Bu nedenle öncelikle işletmelerde
satın alınan şeyin sanat eseri olup olmadığının belirlenmesi gerekmektedir.
Şayet satın alınan şey yukarıda tanımlamasını yaptığımız sanat eseri kavramına
giriyorsa bu şey işletmenin faaliyeti ile ilgili olarak kullanılması ve bu
nedenle yıpranmaya, aşınmaya veya kıymetten düşmeye maruz bulunması söz konusu
olmayacağından bunlar için amortisman ayrılması mümkün değildir. Yapılan
ödemeler gider de yazılamaz. Ancak bu ödemeler sonucu elde edilen varlıklar
değer kaybına değil artışına tabi olabilecek bir nesnedir. Bu nedenle bu satın
alınan ürünlerin aktifleştirilmesi gerekmektedir. Bu noktada karşımıza alınan
şeylerin aktifte hangi hesap altında takip edileceği sorunu gündeme gelecektir.
Değer kaybına uğramayan aksine değer artışına konu olacak sanat eserleri maddi
bir varlıktır. Bu açıdan birincisi diğer stoklarda takip edilebilir. İkincisi
ise maddi duran varlıklarda takip edilebilir. Ancak amortismana tabi tutulamaz.
İşletmelerin tefrişinde kullanılan
fakat yukarıda bahsettiğimiz niteliklere sahip olmadığı için sanat eseri
kavramına girmeyen fabrikasyon veya sıradan tablolar, biblolar, heykeller,
duvar üzerine yaptırılan resimler ve benzerleri için yapılan harcamalar
tutarına bağlı olarak direkt gider yazılabilir veya aktifleştirilerek
amortisman yolu ile itfa edilir. Burada önemli nokta yapılan harcamaların
işletmenin büyüklüğü ile mütenasip ve işletmenin faaliyet konusuna uygun tefriş
harcamaları olması gerektiğidir. Her ne kadar bu ürünler için genel olarak
sanat eseri kavramı kullanılsa da bunlar gerçekte tefriş malzemeleridir.

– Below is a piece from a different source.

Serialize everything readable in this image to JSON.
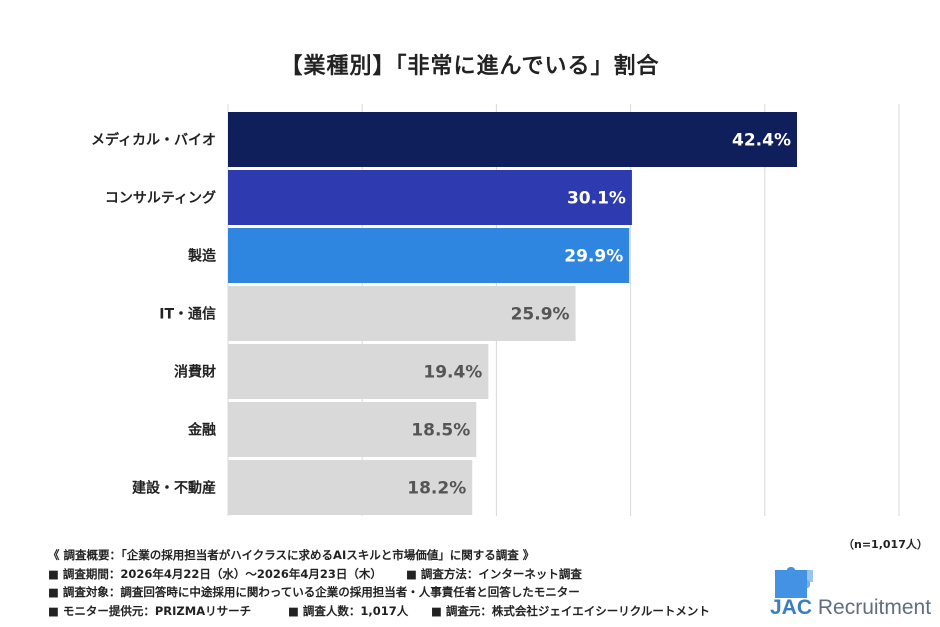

Yıpranmaya ve değer kaybına neden olabilecek varlıklardır.
5024 sayılı Kanun’un 3. maddesi ile
VUK’un 315’inci maddesinde yapılan değişiklik ile amortismana tabi iktisadi
kıymetler için amortisman oranlarını Maliye Bakanlığı’nın tespit edeceği hükme
bağlanmıştır. Maliye Bakanlığı 333 ve 339 Sayılı VUK Genel Tebliğleri ile
amortismana tabi kıymetler için ayrılacak amortisman oranlarını belirlemiştir.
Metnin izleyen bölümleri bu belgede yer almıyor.